Aiia, formerly known as Nordic API Gateway, was founded in 2011, has more than 2,900 connected banks across Europe connected at this moment, facilitates access to financial data and enables seamless payments.
Mastercard is creating an Open Banking product suite including Mastercard Connect, which offers access to the multiple API standards out there via one hub. And if you look back at the acquisition of Finicity, the North American open banking platform, it becomes evident that Mastercard is on a journey to expand its open banking network into Europe by acquiring Aiia.

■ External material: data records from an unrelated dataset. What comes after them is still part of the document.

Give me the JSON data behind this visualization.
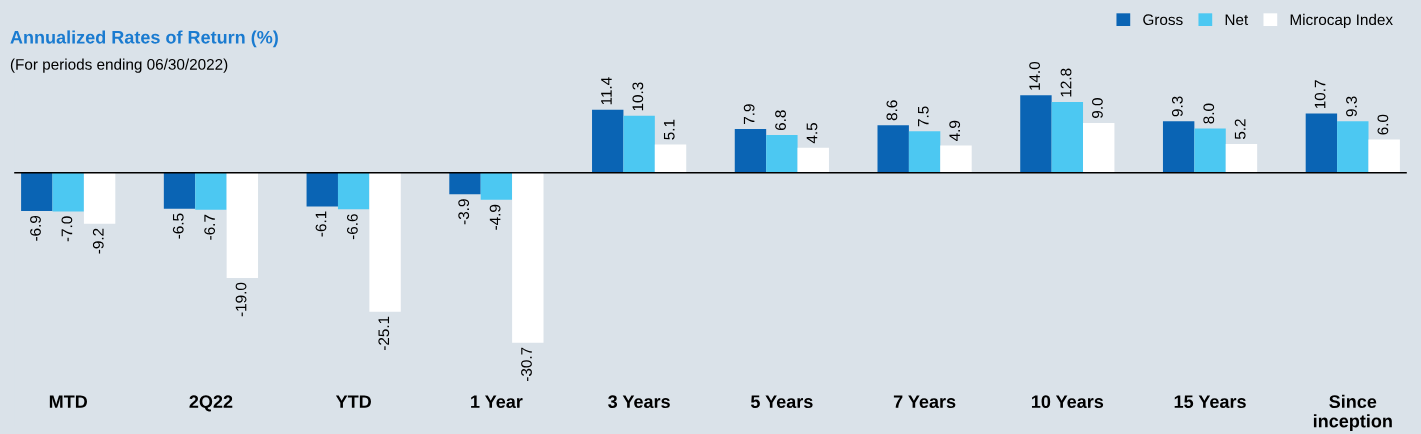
{
  "chart_data": {
    "type": "bar",
    "title": "Annualized Rates of Return (%)",
    "subtitle": "(For periods ending 06/30/2022)",
    "categories": [
      "MTD",
      "2Q22",
      "YTD",
      "1 Year",
      "3 Years",
      "5 Years",
      "7 Years",
      "10 Years",
      "15 Years",
      "Since\ninception"
    ],
    "series": [
      {
        "name": "Gross",
        "color": "#0a64b4",
        "values": [
          -6.9,
          -6.5,
          -6.1,
          -3.9,
          11.4,
          7.9,
          8.6,
          14.0,
          9.3,
          10.7
        ],
        "value_labels": [
          "-6.9",
          "-6.5",
          "-6.1",
          "-3.9",
          "11.4",
          "7.9",
          "8.6",
          "14.0",
          "9.3",
          "10.7"
        ]
      },
      {
        "name": "Net",
        "color": "#4cc8f2",
        "values": [
          -7.0,
          -6.7,
          -6.6,
          -4.9,
          10.3,
          6.8,
          7.5,
          12.8,
          8.0,
          9.3
        ],
        "value_labels": [
          "-7.0",
          "-6.7",
          "-6.6",
          "-4.9",
          "10.3",
          "6.8",
          "7.5",
          "12.8",
          "8.0",
          "9.3"
        ]
      },
      {
        "name": "Microcap Index",
        "color": "#ffffff",
        "values": [
          -9.2,
          -19.0,
          -25.1,
          -30.7,
          5.1,
          4.5,
          4.9,
          9.0,
          5.2,
          6.0
        ],
        "value_labels": [
          "-9.2",
          "-19.0",
          "-25.1",
          "-30.7",
          "5.1",
          "4.5",
          "4.9",
          "9.0",
          "5.2",
          "6.0"
        ]
      }
    ],
    "legend": "top right",
    "grid": false
  }
}
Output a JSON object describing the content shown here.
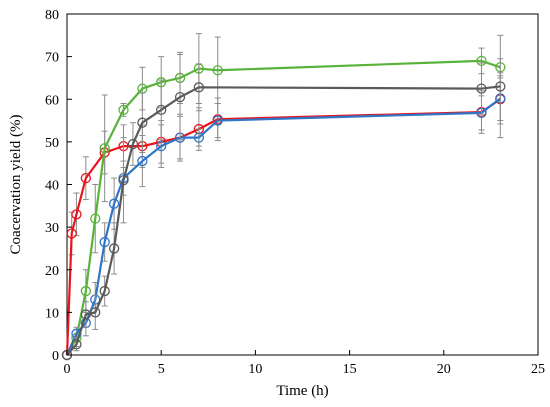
{
  "chart_data": {
    "type": "line",
    "xlabel": "Time (h)",
    "ylabel": "Coacervation yield (%)",
    "xlim": [
      0,
      25
    ],
    "ylim": [
      0,
      80
    ],
    "xticks": [
      "0",
      "5",
      "10",
      "15",
      "20",
      "25"
    ],
    "yticks": [
      "0",
      "10",
      "20",
      "30",
      "40",
      "50",
      "60",
      "70",
      "80"
    ],
    "xtick_values": [
      0,
      5,
      10,
      15,
      20,
      25
    ],
    "ytick_values": [
      0,
      10,
      20,
      30,
      40,
      50,
      60,
      70,
      80
    ],
    "grid": false,
    "marker": "open-circle",
    "series": [
      {
        "color": "#e8141c",
        "x": [
          0,
          0.25,
          0.5,
          1,
          2,
          3,
          4,
          5,
          6,
          7,
          8,
          22,
          23
        ],
        "y": [
          0,
          28.5,
          33,
          41.5,
          47.5,
          49,
          49,
          50,
          51,
          53,
          55.3,
          57,
          60
        ],
        "err": [
          0,
          5,
          5,
          5,
          5,
          5,
          5,
          5,
          5,
          5,
          5,
          5,
          5
        ]
      },
      {
        "color": "#58b33a",
        "x": [
          0,
          0.5,
          1,
          1.5,
          2,
          3,
          4,
          5,
          6,
          7,
          8,
          22,
          23
        ],
        "y": [
          0,
          4,
          15,
          32,
          48.5,
          57.5,
          62.5,
          64,
          65,
          67.2,
          66.8,
          69,
          67.5
        ],
        "err": [
          0,
          2,
          5,
          8,
          12.5,
          1.5,
          5,
          6,
          6,
          8.2,
          7.8,
          3,
          2
        ]
      },
      {
        "color": "#2f76c7",
        "x": [
          0,
          0.5,
          1,
          1.5,
          2,
          2.5,
          3,
          4,
          5,
          6,
          7,
          8,
          22,
          23
        ],
        "y": [
          0,
          5,
          7.5,
          13,
          26.5,
          35.5,
          41.5,
          45.5,
          49,
          51,
          51,
          55,
          56.8,
          60.2
        ],
        "err": [
          0,
          1.5,
          3,
          4,
          4.5,
          6,
          4,
          6,
          5,
          5.5,
          2,
          4,
          4,
          6
        ]
      },
      {
        "color": "#5a5a5a",
        "x": [
          0,
          0.5,
          1,
          1.5,
          2,
          2.5,
          3,
          3.5,
          4,
          5,
          6,
          7,
          22,
          23
        ],
        "y": [
          0,
          2.5,
          9.5,
          10,
          15,
          25,
          41,
          49.5,
          54.5,
          57.5,
          60.5,
          62.8,
          62.5,
          63
        ],
        "err": [
          0,
          1.5,
          3,
          4,
          3.5,
          6,
          10,
          5,
          7,
          7,
          10,
          5.5,
          6,
          12
        ]
      }
    ]
  }
}
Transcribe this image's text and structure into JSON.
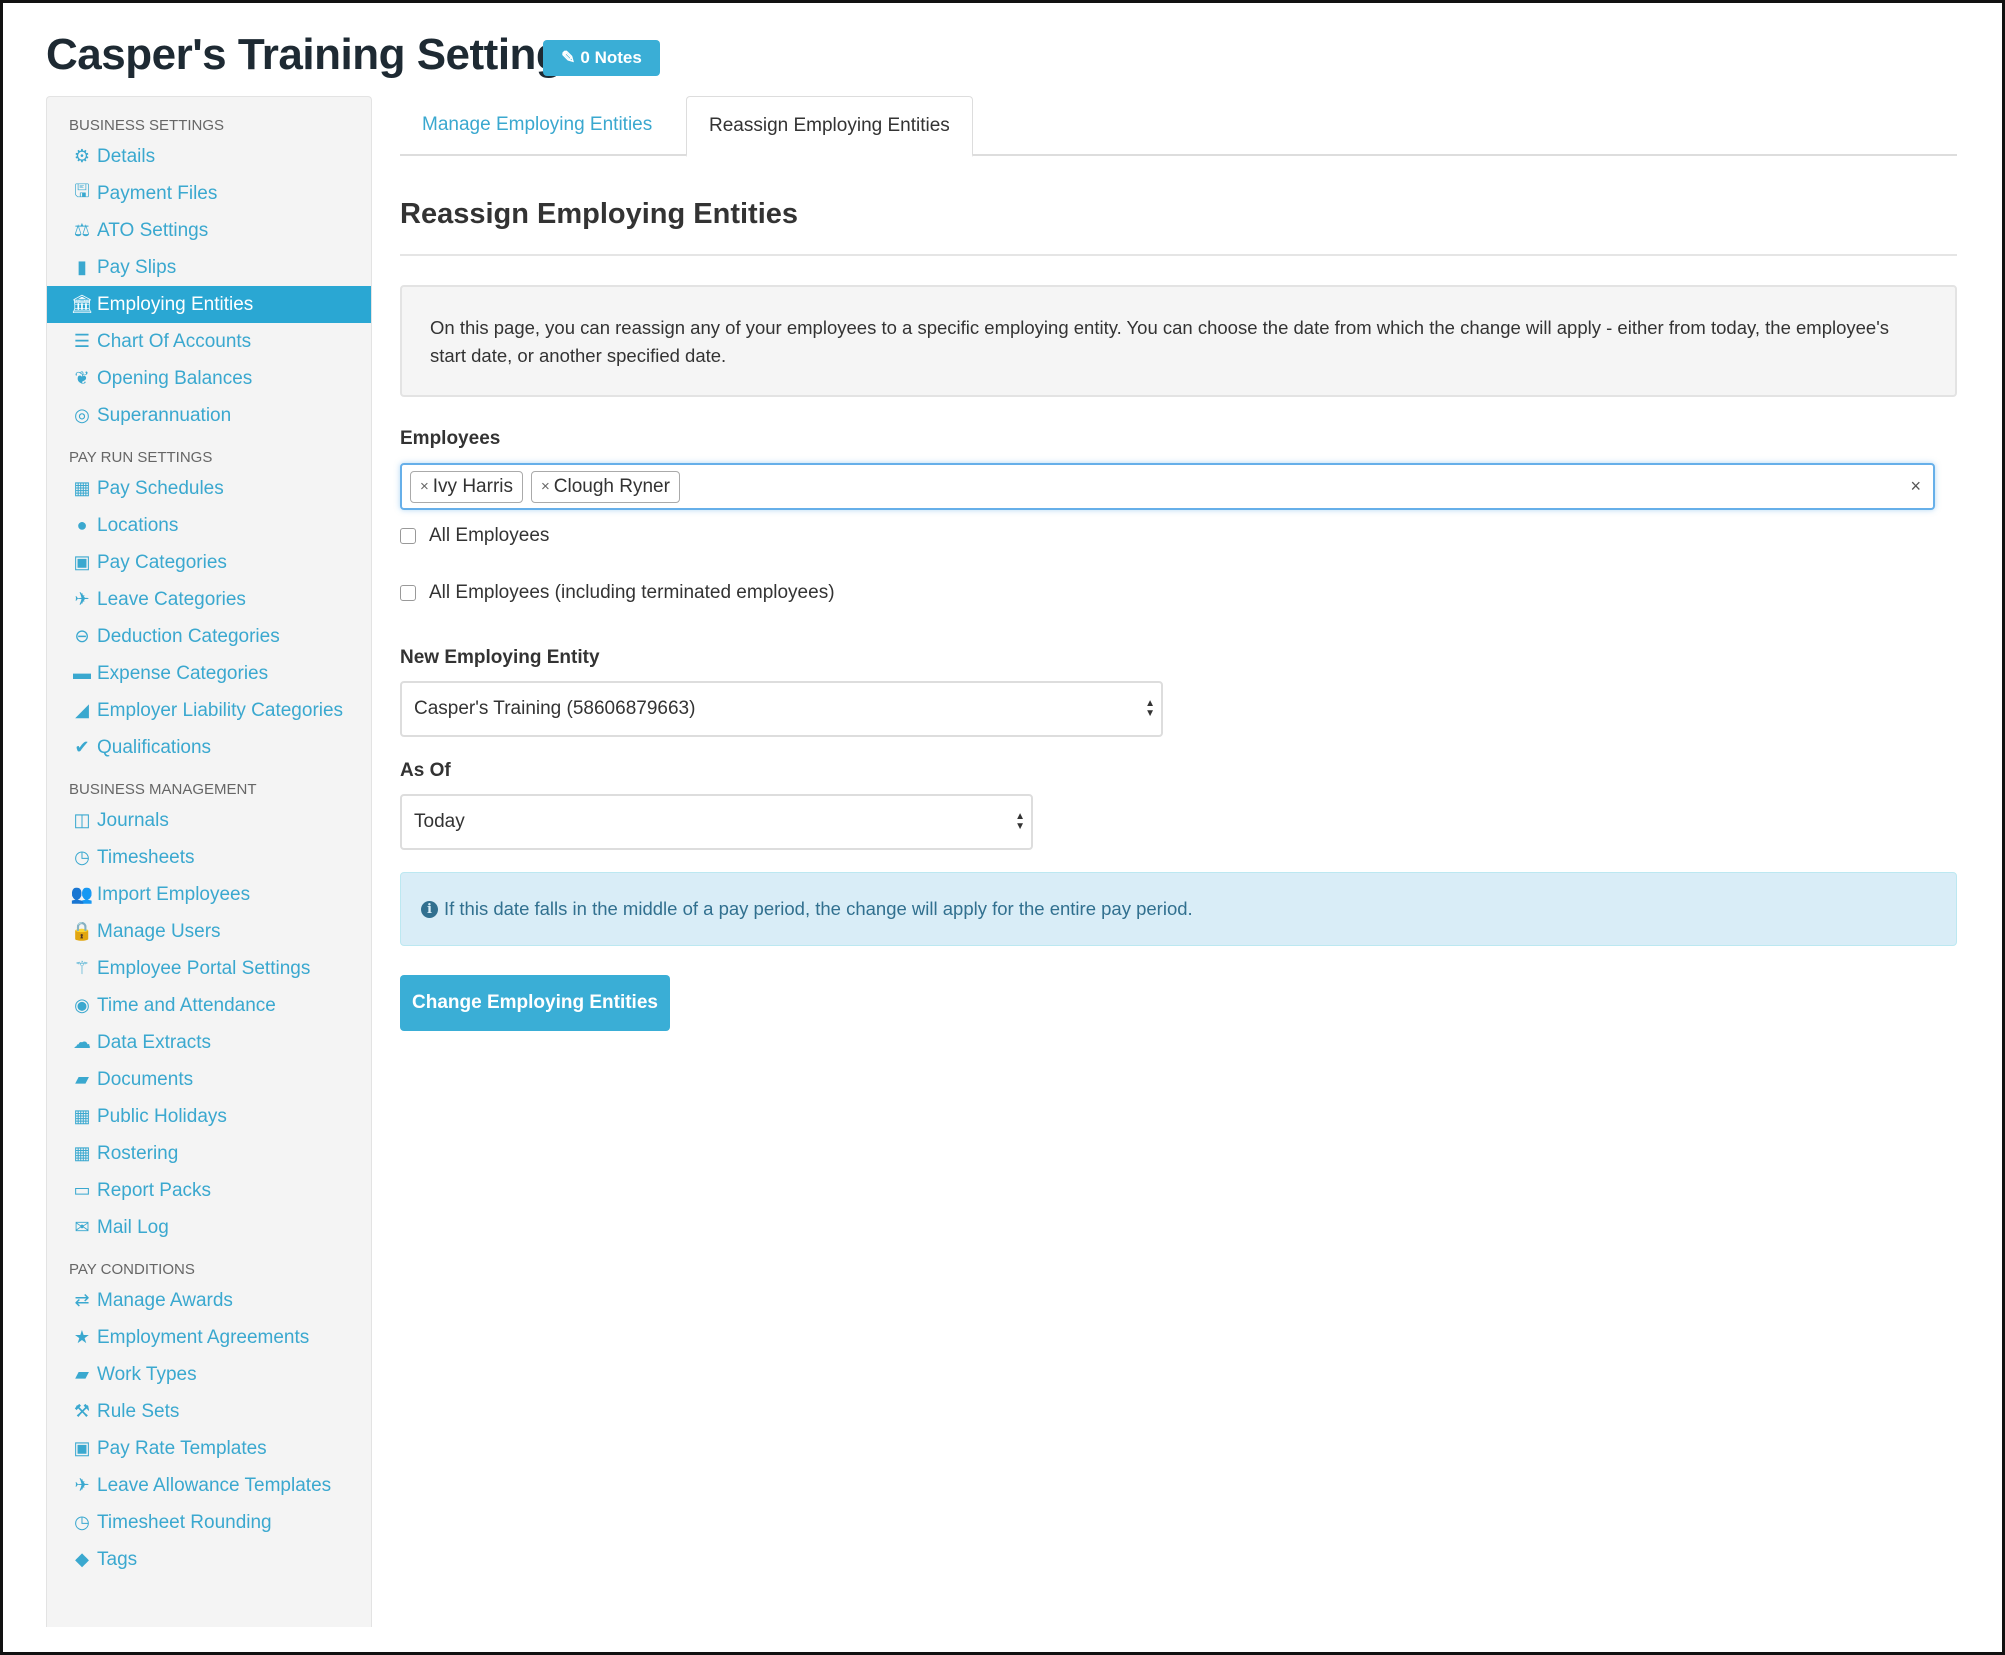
{
  "header": {
    "title": "Casper's Training Settings",
    "notes_label": "0 Notes"
  },
  "sidebar": {
    "sections": [
      {
        "title": "BUSINESS SETTINGS",
        "items": [
          {
            "label": "Details",
            "icon": "gear-icon",
            "glyph": "⚙"
          },
          {
            "label": "Payment Files",
            "icon": "floppy-disk-icon",
            "glyph": "🖫"
          },
          {
            "label": "ATO Settings",
            "icon": "scale-icon",
            "glyph": "⚖"
          },
          {
            "label": "Pay Slips",
            "icon": "file-icon",
            "glyph": "▮"
          },
          {
            "label": "Employing Entities",
            "icon": "bank-icon",
            "glyph": "🏛",
            "active": true
          },
          {
            "label": "Chart Of Accounts",
            "icon": "list-icon",
            "glyph": "☰"
          },
          {
            "label": "Opening Balances",
            "icon": "leaf-icon",
            "glyph": "❦"
          },
          {
            "label": "Superannuation",
            "icon": "life-ring-icon",
            "glyph": "◎"
          }
        ]
      },
      {
        "title": "PAY RUN SETTINGS",
        "items": [
          {
            "label": "Pay Schedules",
            "icon": "calendar-icon",
            "glyph": "▦"
          },
          {
            "label": "Locations",
            "icon": "globe-icon",
            "glyph": "●"
          },
          {
            "label": "Pay Categories",
            "icon": "money-icon",
            "glyph": "▣"
          },
          {
            "label": "Leave Categories",
            "icon": "plane-icon",
            "glyph": "✈"
          },
          {
            "label": "Deduction Categories",
            "icon": "minus-circle-icon",
            "glyph": "⊖"
          },
          {
            "label": "Expense Categories",
            "icon": "archive-icon",
            "glyph": "▬"
          },
          {
            "label": "Employer Liability Categories",
            "icon": "area-chart-icon",
            "glyph": "◢"
          },
          {
            "label": "Qualifications",
            "icon": "check-icon",
            "glyph": "✔"
          }
        ]
      },
      {
        "title": "BUSINESS MANAGEMENT",
        "items": [
          {
            "label": "Journals",
            "icon": "columns-icon",
            "glyph": "◫"
          },
          {
            "label": "Timesheets",
            "icon": "clock-icon",
            "glyph": "◷"
          },
          {
            "label": "Import Employees",
            "icon": "users-icon",
            "glyph": "👥"
          },
          {
            "label": "Manage Users",
            "icon": "lock-icon",
            "glyph": "🔒"
          },
          {
            "label": "Employee Portal Settings",
            "icon": "magic-wand-icon",
            "glyph": "⚚"
          },
          {
            "label": "Time and Attendance",
            "icon": "user-circle-icon",
            "glyph": "◉"
          },
          {
            "label": "Data Extracts",
            "icon": "cloud-download-icon",
            "glyph": "☁"
          },
          {
            "label": "Documents",
            "icon": "folder-icon",
            "glyph": "▰"
          },
          {
            "label": "Public Holidays",
            "icon": "calendar-icon",
            "glyph": "▦"
          },
          {
            "label": "Rostering",
            "icon": "calendar-icon",
            "glyph": "▦"
          },
          {
            "label": "Report Packs",
            "icon": "folder-open-icon",
            "glyph": "▭"
          },
          {
            "label": "Mail Log",
            "icon": "envelope-icon",
            "glyph": "✉"
          }
        ]
      },
      {
        "title": "PAY CONDITIONS",
        "items": [
          {
            "label": "Manage Awards",
            "icon": "exchange-icon",
            "glyph": "⇄"
          },
          {
            "label": "Employment Agreements",
            "icon": "star-icon",
            "glyph": "★"
          },
          {
            "label": "Work Types",
            "icon": "book-icon",
            "glyph": "▰"
          },
          {
            "label": "Rule Sets",
            "icon": "gavel-icon",
            "glyph": "⚒"
          },
          {
            "label": "Pay Rate Templates",
            "icon": "money-icon",
            "glyph": "▣"
          },
          {
            "label": "Leave Allowance Templates",
            "icon": "plane-icon",
            "glyph": "✈"
          },
          {
            "label": "Timesheet Rounding",
            "icon": "clock-icon",
            "glyph": "◷"
          },
          {
            "label": "Tags",
            "icon": "tag-icon",
            "glyph": "◆"
          }
        ]
      }
    ]
  },
  "tabs": [
    {
      "label": "Manage Employing Entities"
    },
    {
      "label": "Reassign Employing Entities",
      "active": true
    }
  ],
  "main": {
    "heading": "Reassign Employing Entities",
    "intro": "On this page, you can reassign any of your employees to a specific employing entity. You can choose the date from which the change will apply - either from today, the employee's start date, or another specified date.",
    "employees_label": "Employees",
    "selected_employees": [
      "Ivy Harris",
      "Clough Ryner"
    ],
    "chip_remove": "×",
    "clear_all": "×",
    "all_employees": {
      "label": "All Employees",
      "checked": false
    },
    "all_including_terminated": {
      "label": "All Employees (including terminated employees)",
      "checked": false
    },
    "new_entity_label": "New Employing Entity",
    "new_entity_value": "Casper's Training (58606879663)",
    "as_of_label": "As Of",
    "as_of_value": "Today",
    "alert_text": "If this date falls in the middle of a pay period, the change will apply for the entire pay period.",
    "submit_label": "Change Employing Entities"
  },
  "colors": {
    "accent": "#3aaed6",
    "active_bg": "#2aa7d3",
    "link": "#3aa8cf",
    "alert_bg": "#d9edf7",
    "alert_text": "#31708f"
  }
}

When it comes to Europe, the UK is a frontrunner in open banking thanks to its regulatory-driven approach that sets early deadlines for its biggest banks to build the infrastructure needed. The UK’s nine largest banks also funded a central platform that notes more than 3 million users of the UK’s Open Banking system with more than 700 companies in the pipeline.
The EU’s open banking approach is also focused on regulation in the form of PSD2. However, while this dictates that banks must create the APIs to interact with third parties, there is unfortunately no specific guidance on how to do it. As a result, open banking is more successful in certain countries than others.
The first PSD was made public all the way back in 2007 but execution and enforcement have been a bumpy ride ever since. But what makes it so difficult to fully implement this directive?
To begin with, there is no service level agreement available from API providers, forcing Banks to temporarily disable a part or entire sets of APIs due to scheduled or unscheduled maintenance work, quite often even without advance notification.
In most cases, open banking API specifications reference several authentication methods. However, banks are also free to choose what authentication methods they prefer to support. This means that businesses cannot build a unified user journey easily due to differences in the user authentication journey.
It is evident that Aiia has a strong vision on creating a high quality network based on PSD2 standards, this fits just perfectly with Mastercards network approach. Our experts believe that this will have a positive impact on the growth and quality of service of Open Banking and next Open Finance services. That being said there are many challenges in PSD2 to navigate but we are confident that we are on the right track.
What do you think is key for open banking to reach its full potential?